In this blog, we will discuss how to choose the right billing metric and how to implement it. Let's first dive into what billing metrics are and how to decide which metrics are best for use with your AI apis and services.

In terms of charging for blockchain API usage, we generally prefer to charge by API call. While this works for many use cases, it's not the best choice for everyone. This is where choosing the right metric and finding the platform to support it comes in. 
What are billing metrics?
In API monetization, including in AI blockchain API monetization, the billing metric is the basic unit of how the value of the API is charged to the customer. This metric is the basis of your pricing model and directly determines how much you charge your customers to use your API. In its simplest form, you can decide to charge users based on the number of ongoing events or API calls. This means measuring the number of API calls a user or company makes to determine how much they can charge. The more common approach to AI apis is to charge based on the token used (input, output, or combination), in which case you would be metered for the token used in each API request.
Here are a few key points to know when trying to understand and decide on billing metrics:
Usage-based: Billing metrics are often related to how customers use apis. This could be the number of blockchain API calls, the amount of data transferred, or the amount of tokens consumed.
Pricing adjustments: API billing metrics should be aligned with their value. For example, if your API provides valuable data insights, your metrics might be related to the number of data records accessed.
Flexibility and granularity: Good billing metrics provide flexibility. Depending on the level of usage, you may have multiple tiers or pricing plans. The granularity of the metrics (for example, per API call versus per thousand calls) allows you to adjust pricing based on a variety of factors.
Example of AI charging indicators
Although each AI platform and API is unique, the way companies use it is often similar.
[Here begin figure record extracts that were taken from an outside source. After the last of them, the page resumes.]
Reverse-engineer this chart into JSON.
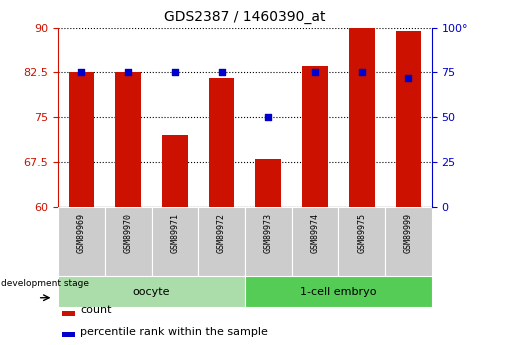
{
  "title": "GDS2387 / 1460390_at",
  "samples": [
    "GSM89969",
    "GSM89970",
    "GSM89971",
    "GSM89972",
    "GSM89973",
    "GSM89974",
    "GSM89975",
    "GSM89999"
  ],
  "groups": [
    {
      "label": "oocyte",
      "indices": [
        0,
        1,
        2,
        3
      ],
      "color": "#90EE90"
    },
    {
      "label": "1-cell embryo",
      "indices": [
        4,
        5,
        6,
        7
      ],
      "color": "#32CD32"
    }
  ],
  "count_values": [
    82.5,
    82.5,
    72.0,
    81.5,
    68.0,
    83.5,
    90.0,
    89.5
  ],
  "percentile_values": [
    75,
    75,
    75,
    75,
    50,
    75,
    75,
    72
  ],
  "ymin": 60,
  "ymax": 90,
  "yticks_left": [
    60,
    67.5,
    75,
    82.5,
    90
  ],
  "yticks_right": [
    0,
    25,
    50,
    75,
    100
  ],
  "bar_color": "#CC1100",
  "blue_color": "#0000CC",
  "bg_color": "#FFFFFF",
  "grid_color": "#000000",
  "ylabel_left_color": "#CC1100",
  "ylabel_right_color": "#0000CC",
  "bar_width": 0.55,
  "blue_marker_size": 5,
  "group1_color": "#AADDAA",
  "group2_color": "#55CC55"
}
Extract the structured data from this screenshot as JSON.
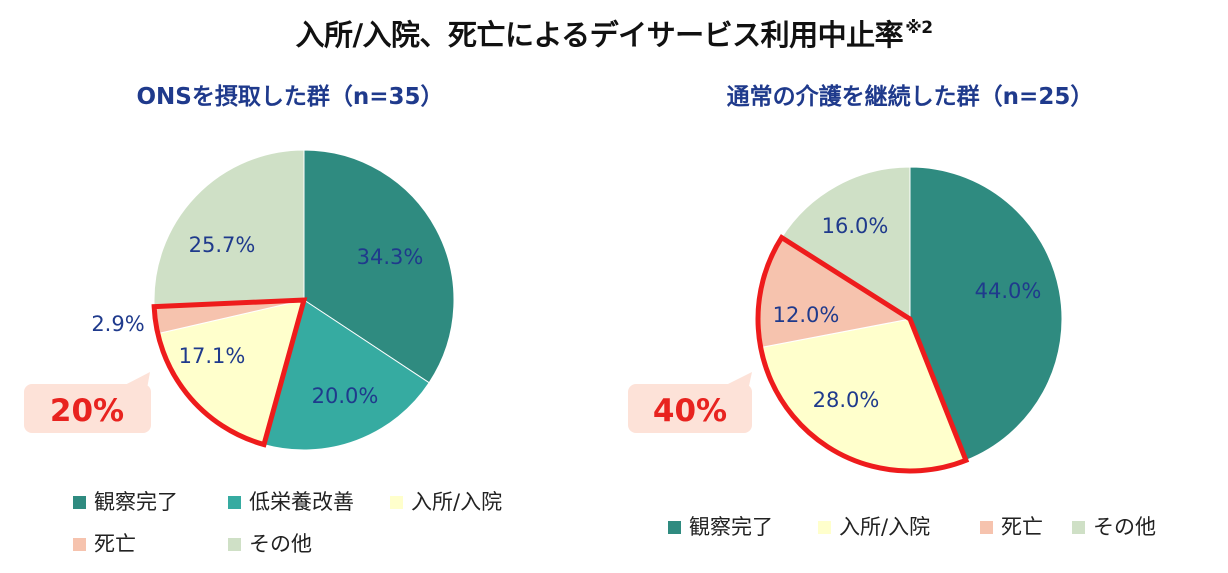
{
  "title": {
    "text": "入所/入院、死亡によるデイサービス利用中止率",
    "note": "※2"
  },
  "chart_data": [
    {
      "type": "pie",
      "title": "ONSを摂取した群（n=35）",
      "start": "12 o'clock, clockwise",
      "slices": [
        {
          "label": "観察完了",
          "value": 34.3,
          "display": "34.3%",
          "color": "#2f8b80"
        },
        {
          "label": "低栄養改善",
          "value": 20.0,
          "display": "20.0%",
          "color": "#36aba1"
        },
        {
          "label": "入所/入院",
          "value": 17.1,
          "display": "17.1%",
          "color": "#ffffcc"
        },
        {
          "label": "死亡",
          "value": 2.9,
          "display": "2.9%",
          "color": "#f6c3ae"
        },
        {
          "label": "その他",
          "value": 25.7,
          "display": "25.7%",
          "color": "#cfe0c6"
        }
      ],
      "highlight": [
        "入所/入院",
        "死亡"
      ],
      "callout": "20%",
      "legend": [
        "観察完了",
        "低栄養改善",
        "入所/入院",
        "死亡",
        "その他"
      ],
      "legend_position": "bottom"
    },
    {
      "type": "pie",
      "title": "通常の介護を継続した群（n=25）",
      "start": "12 o'clock, clockwise",
      "slices": [
        {
          "label": "観察完了",
          "value": 44.0,
          "display": "44.0%",
          "color": "#2f8b80"
        },
        {
          "label": "入所/入院",
          "value": 28.0,
          "display": "28.0%",
          "color": "#ffffcc"
        },
        {
          "label": "死亡",
          "value": 12.0,
          "display": "12.0%",
          "color": "#f6c3ae"
        },
        {
          "label": "その他",
          "value": 16.0,
          "display": "16.0%",
          "color": "#cfe0c6"
        }
      ],
      "highlight": [
        "入所/入院",
        "死亡"
      ],
      "callout": "40%",
      "legend": [
        "観察完了",
        "入所/入院",
        "死亡",
        "その他"
      ],
      "legend_position": "bottom"
    }
  ],
  "colors": {
    "highlight_outline": "#ee1c1c",
    "label_text": "#1f3a8c",
    "callout_fill": "#fde2d8",
    "callout_text": "#e8231f"
  }
}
Later, we'll discuss in more detail how to determine which metrics might be most appropriate; However, here are some examples of billing metrics that you might see when it comes to how to charge for your AI API.
By token
This is the most granular billing unit for AI services, especially for large language models (LLM). Each tag represents a piece of text, such as a word or subword. For example, OpenAI's blockchain API accessibility model is priced per 1,000 tokens, with different rates for input and output tokens. This metric is ideal for applications where input/output text lengths vary widely, such as chatbots or content generation. Tracking token usage can help you maintain a tighter coupling between usage and the potential costs of running your platform. The result of going this route is that you and your users can estimate and control costs more accurately.
Call via blockchain API
This metric is smaller than the cost of token-based billing and each API request made to the AI service. For example, some image generation apis charge a fixed price for each image generated, regardless of the complexity of the prompt. This metric is suitable for applications with predictable or fixed-length inputs/outputs, such as image classification or sentiment analysis. Pricing may be easier for non-technical people to understand than token-based pricing, which can be confusing for less technical users. This approach does simplify billing, but may not be as cost-effective for high-volume customers, or if the potential cost of API calls can fluctuate significantly, resulting in potentially lower profits.
Per user
The final billing metric we'll explore is charging based on the number of users accessing the platform, also known as "per-seat pricing." This model charges based on the number of users or "seats" that can access an AI service, usually on a monthly or annual basis. A real-world example is how Notion offers Notion AI plugins for AI features, charging per AI-enabled seat. As you can see from our Notion example, this metric is common in collaborative AI tools or platforms that provide predictable pricing for businesses. The downside of this approach is that it may not be the most cost-effective way to charge infrequent or low-traffic users, resulting in a cost-to-value ratio that can lead to churn or downgrading.
While there are other ways to charge for the use of AI blockchain APIs, these tend to be the most common metrics for charging.